What are the common struggles and victories in addiction recovery? This conversation between host Jodie Stevens and mental health counsellor Amanda Hill zooms in on one of the biggest: losing yourself in relationships while stuck in survival mode. Aimed at people in recovery, codependents, and anyone who keeps saying “yes” when they mean “no”, the episode breaks down how anxiety, trauma, and family chaos can quietly shape attachment styles and relationship patterns.

Amanda shares how her own past, including high-school partying and hidden trauma, drew her into psychology, and why she believes most people are “really just searching for some sort of peace… to feel safe, to feel accepted and to feel understood and worthy.” You’ll hear them talk about emotional survival mode, people-pleasing, walking on eggshells, and that horrible post-conversation feeling of “ew, I don’t feel good”.

They unpack what emotional safety looks like – being able to be yourself without fear of shame or rejection – and why people who can’t self-reflect or own their mistakes are such a red flag.

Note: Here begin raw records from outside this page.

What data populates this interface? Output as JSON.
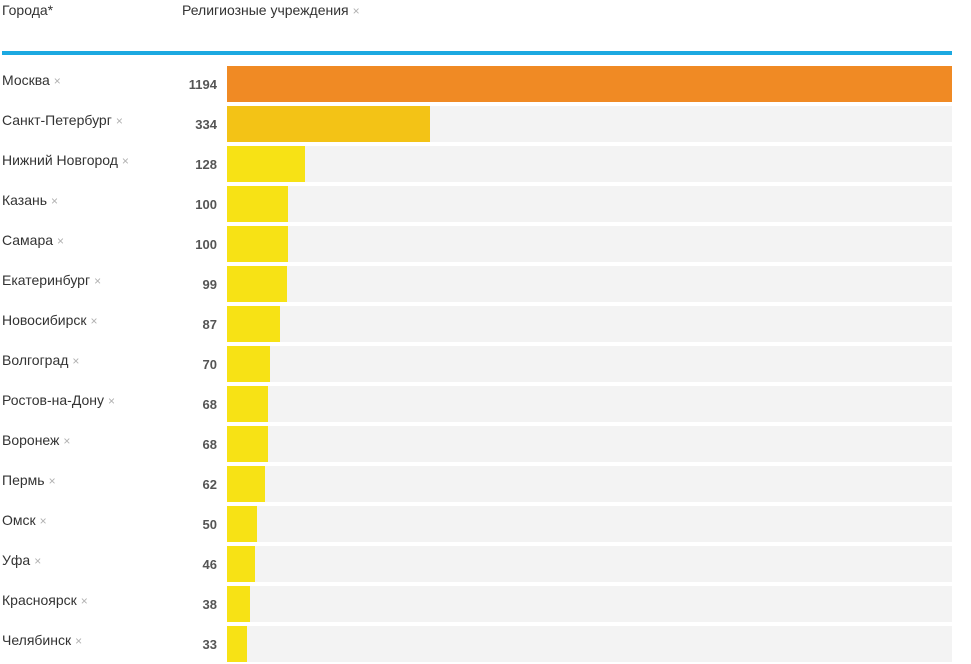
{
  "header": {
    "city_label": "Города*",
    "metric_label": "Религиозные учреждения",
    "remove_glyph": "×"
  },
  "colors": {
    "accent": "#1ca9e1",
    "track": "#f3f3f3",
    "bar_max": "#f08a24",
    "bar_high": "#f3c316",
    "bar_low": "#f7e215"
  },
  "chart_data": {
    "type": "bar",
    "orientation": "horizontal",
    "categories": [
      "Москва",
      "Санкт-Петербург",
      "Нижний Новгород",
      "Казань",
      "Самара",
      "Екатеринбург",
      "Новосибирск",
      "Волгоград",
      "Ростов-на-Дону",
      "Воронеж",
      "Пермь",
      "Омск",
      "Уфа",
      "Красноярск",
      "Челябинск"
    ],
    "values": [
      1194,
      334,
      128,
      100,
      100,
      99,
      87,
      70,
      68,
      68,
      62,
      50,
      46,
      38,
      33
    ],
    "xlabel": "Религиозные учреждения",
    "ylabel": "Города*",
    "xlim": [
      0,
      1194
    ],
    "grid": false
  }
}
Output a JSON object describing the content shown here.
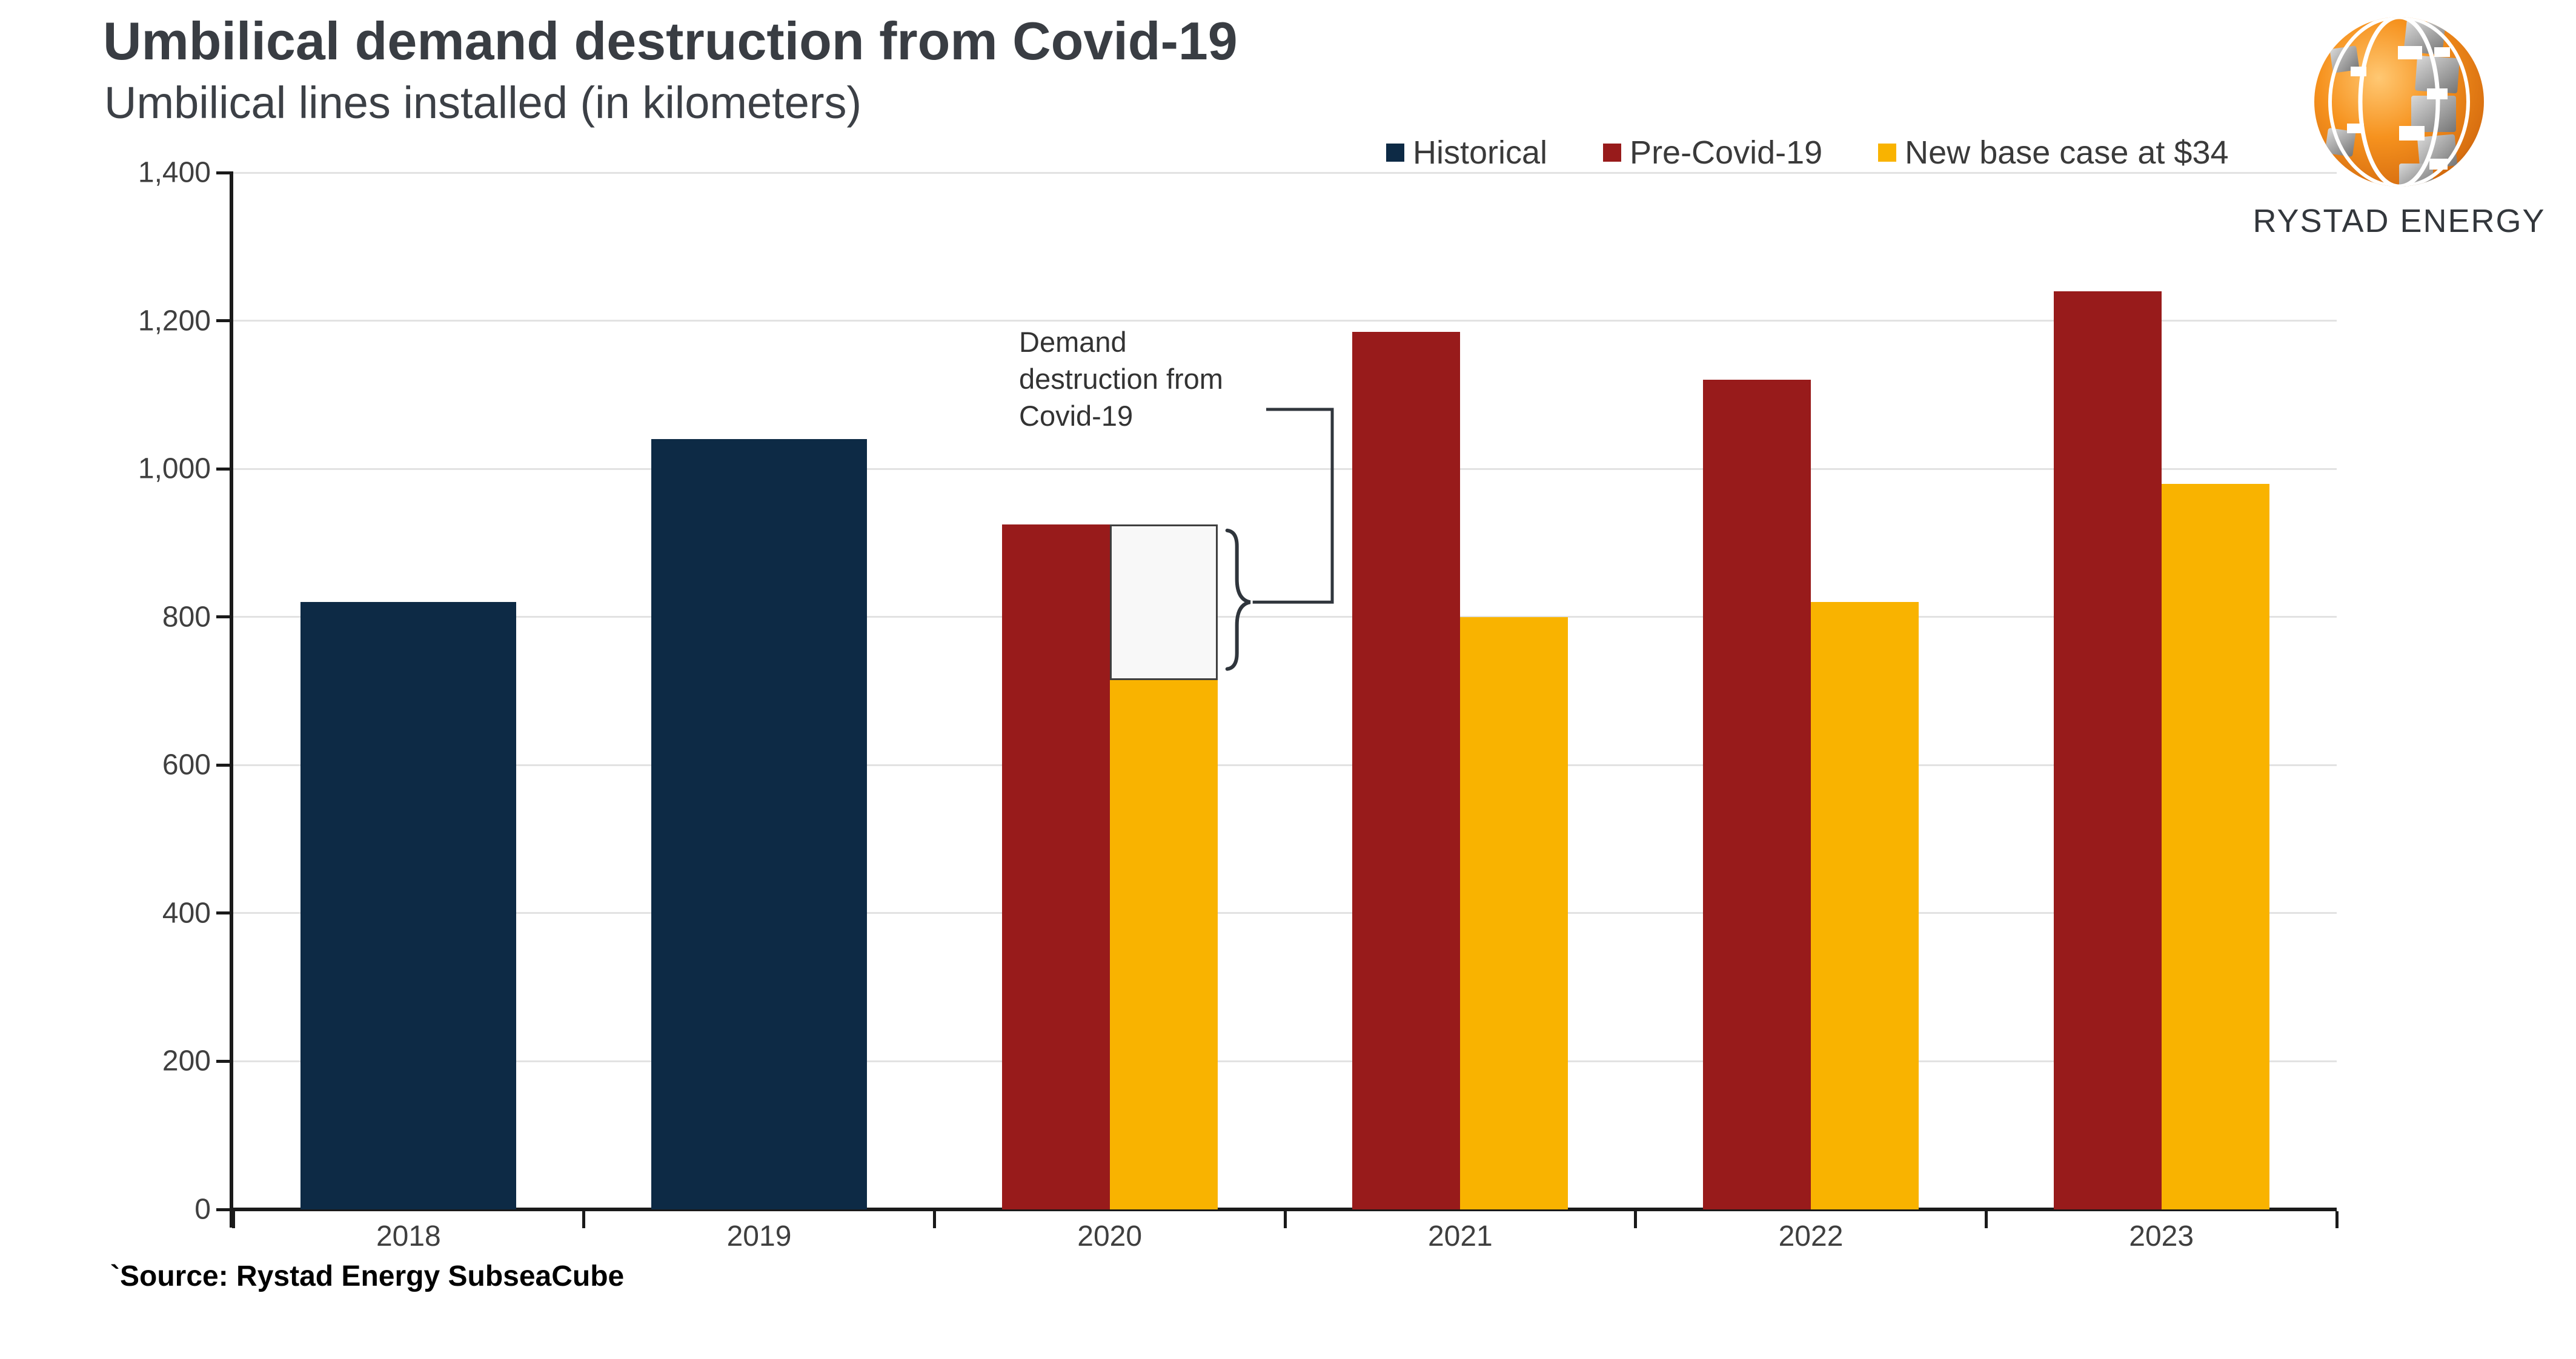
{
  "header": {
    "title": "Umbilical demand destruction from Covid-19",
    "subtitle": "Umbilical lines installed (in kilometers)"
  },
  "branding": {
    "name": "RYSTAD ENERGY"
  },
  "footer": {
    "source": "`Source: Rystad Energy SubseaCube"
  },
  "chart_data": {
    "type": "bar",
    "title": "Umbilical demand destruction from Covid-19",
    "subtitle": "Umbilical lines installed (in kilometers)",
    "categories": [
      "2018",
      "2019",
      "2020",
      "2021",
      "2022",
      "2023"
    ],
    "series": [
      {
        "name": "Historical",
        "color": "#0d2a45",
        "values": [
          820,
          1040,
          null,
          null,
          null,
          null
        ]
      },
      {
        "name": "Pre-Covid-19",
        "color": "#981b1b",
        "values": [
          null,
          null,
          925,
          1185,
          1120,
          1240
        ]
      },
      {
        "name": "New base case at $34",
        "color": "#f9b300",
        "values": [
          null,
          null,
          715,
          800,
          820,
          980
        ]
      }
    ],
    "ylim": [
      0,
      1400
    ],
    "ytick_step": 200,
    "grid": true,
    "legend_position": "top-right",
    "annotation": {
      "category": "2020",
      "from_series": "Pre-Covid-19",
      "to_series": "New base case at $34",
      "text": "Demand\ndestruction from\nCovid-19"
    }
  }
}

The chat also covers family dysfunction, grief over the family you wish you’d had, and the tough reality that you “can’t want to change someone more than they want to change themselves.” Amanda explains how boundaries, self-awareness and therapy help you stop handing your power away, and why many of us are drawn to people who trigger our childhood wounds. Faith features too.

Jodie and Amanda talk honestly about being Christians who still needed therapy, recovery meetings and real psychological tools alongside prayer, seeing counselling as one of the ways God provides help. If you’ve ever felt like you disappear in relationships, keep ending up with unsafe people, or are wondering whether it’s time to get help, this gentle, honest conversation might be the nudge you’ve been waiting for. What’s one small step toward a healthier connection you could take today?